初恋のキミへ。


≪今日は晴天にも恵まれ、絶好の体育祭日和です。先輩後輩クラスの仲間、みんなが練習した成果を発揮できるよう、みなさん協力して頑張ってください!!≫


カキ―ン!!
バットにボールが当たり、良い金属音が鳴る。

「回れ回れー!!」

≪おおっと、いきなりかっ飛ばしましたね!!この選手は、1年青組あの美形双子の片割れだアア!!≫

放送委員のうるさい実況が聞こえる。
またそんな“双子の片割れ”とか言うと、皐月が怒るぞ~


「伊吹くんカッコイイですねぇ」

「いやあれ、皐月だから」
私は苦笑しながら咲耶ちゃんに言う。

その途端、
「美桜あぶないっ!!」

鋭い声がどこからか聞こえた。

へ?
会場中が息を呑んだ。

私は何が起こったのかわからず、ザッと地面を擦るような音が聞こえた瞬間には、もう裕也が私の前を塞いでいた。
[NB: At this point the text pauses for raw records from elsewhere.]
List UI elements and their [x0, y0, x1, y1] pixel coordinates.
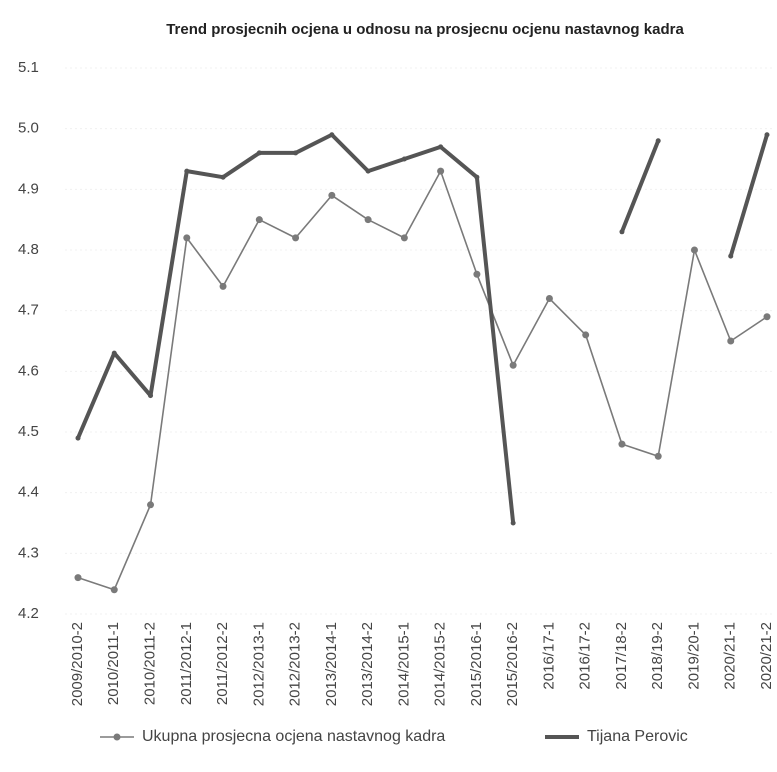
x-tick-label: 2010/2011-1 [105, 622, 122, 705]
x-tick-label: 2009/2010-2 [69, 622, 86, 706]
point [110, 586, 118, 594]
y-tick-label: 4.9 [18, 180, 39, 197]
point [328, 191, 336, 199]
x-tick-label: 2010/2011-2 [141, 622, 158, 705]
point [220, 174, 226, 180]
point [293, 150, 299, 156]
point [111, 350, 117, 356]
point [437, 167, 445, 175]
point [473, 270, 481, 278]
y-tick-label: 4.8 [18, 241, 39, 258]
y-tick-label: 4.6 [18, 362, 39, 379]
point [75, 435, 81, 441]
legend-label: Tijana Perovic [587, 728, 688, 745]
point [364, 216, 372, 224]
series-line [77, 170, 768, 591]
y-tick-label: 4.4 [18, 484, 39, 501]
point [438, 144, 444, 150]
x-tick-label: 2015/2016-2 [504, 622, 521, 706]
point [545, 295, 553, 303]
y-tick-label: 4.7 [18, 302, 39, 319]
x-tick-label: 2018/19-2 [649, 622, 666, 690]
x-tick-label: 2016/17-2 [577, 622, 594, 690]
point [509, 361, 517, 369]
point [510, 520, 516, 526]
point [618, 440, 626, 448]
x-tick-label: 2014/2015-2 [432, 622, 449, 706]
point [147, 501, 155, 509]
x-tick-label: 2013/2014-2 [359, 622, 376, 706]
legend-label: Ukupna prosjecna ocjena nastavnog kadra [142, 728, 445, 745]
x-tick-label: 2013/2014-1 [323, 622, 340, 706]
point [74, 574, 82, 582]
y-tick-label: 4.5 [18, 423, 39, 440]
point [256, 150, 262, 156]
x-tick-label: 2016/17-1 [540, 622, 557, 690]
x-tick-label: 2014/2015-1 [395, 622, 412, 706]
x-tick-label: 2012/2013-1 [250, 622, 267, 706]
point [292, 234, 300, 242]
point [401, 156, 407, 162]
x-tick-label: 2019/20-1 [685, 622, 702, 690]
x-tick-label: 2012/2013-2 [287, 622, 304, 706]
x-tick-label: 2017/18-2 [613, 622, 630, 690]
y-tick-label: 4.3 [18, 544, 39, 561]
point [148, 393, 154, 399]
point [582, 331, 590, 339]
chart-title: Trend prosjecnih ocjena u odnosu na pros… [166, 21, 684, 38]
point [654, 452, 662, 460]
x-tick-label: 2020/21-2 [758, 622, 775, 690]
y-tick-label: 4.2 [18, 605, 39, 622]
x-tick-label: 2011/2012-1 [178, 622, 195, 705]
point [365, 168, 371, 174]
point [474, 174, 480, 180]
point [219, 282, 227, 290]
point [184, 168, 190, 174]
point [655, 138, 661, 144]
x-tick-label: 2011/2012-2 [214, 622, 231, 705]
point [690, 246, 698, 254]
point [727, 337, 735, 345]
point [619, 229, 625, 235]
point [255, 216, 263, 224]
legend-marker [113, 733, 121, 741]
point [400, 234, 408, 242]
point [329, 132, 335, 138]
y-tick-label: 5.1 [18, 59, 39, 76]
point [763, 313, 771, 321]
series-line [76, 132, 769, 524]
point [183, 234, 191, 242]
point [728, 253, 734, 259]
x-tick-label: 2020/21-1 [722, 622, 739, 690]
y-tick-label: 5.0 [18, 120, 39, 137]
point [764, 132, 770, 138]
x-tick-label: 2015/2016-1 [468, 622, 485, 706]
≪先ほどとはうってかわり、1年赤組がバットを振るなか、振り過ぎたバットが青組の1年女子に当たりそうになったアア!!しかぁし!!それを防いだのはぁ、青組期待の星、七瀬裕也アア!!≫


「「「キャーーーー!!」」」

頭が割れそうになるほど、黄色い歓声がそこらじゅうから聞こえた。

そっか…
バットが私に当たりそうなところを、裕也が護ってくれたんだ…


「痛っつ」

甲高い声が聞こえる中、私はその小さい声を聞き逃さなかった。

バットを手で受け止めたときに、擦ったのだろう。
裕也の手の平には擦り傷ができていて、そこから赤い血が出ていた。


「ゆ、裕也…この絆創膏、使っ―――「裕也くん大変!!血が出てるじゃない!!」

私のただでさえ小さい声に上から被せてきたのは、咲耶ちゃんだった。


「七瀬くん消毒するから、ちょっと待って!!」

「いいよ別に。オレ、これもらうからさ」

と裕也は言って、私の手の中にあった絆創膏をすっと取っていってしまった。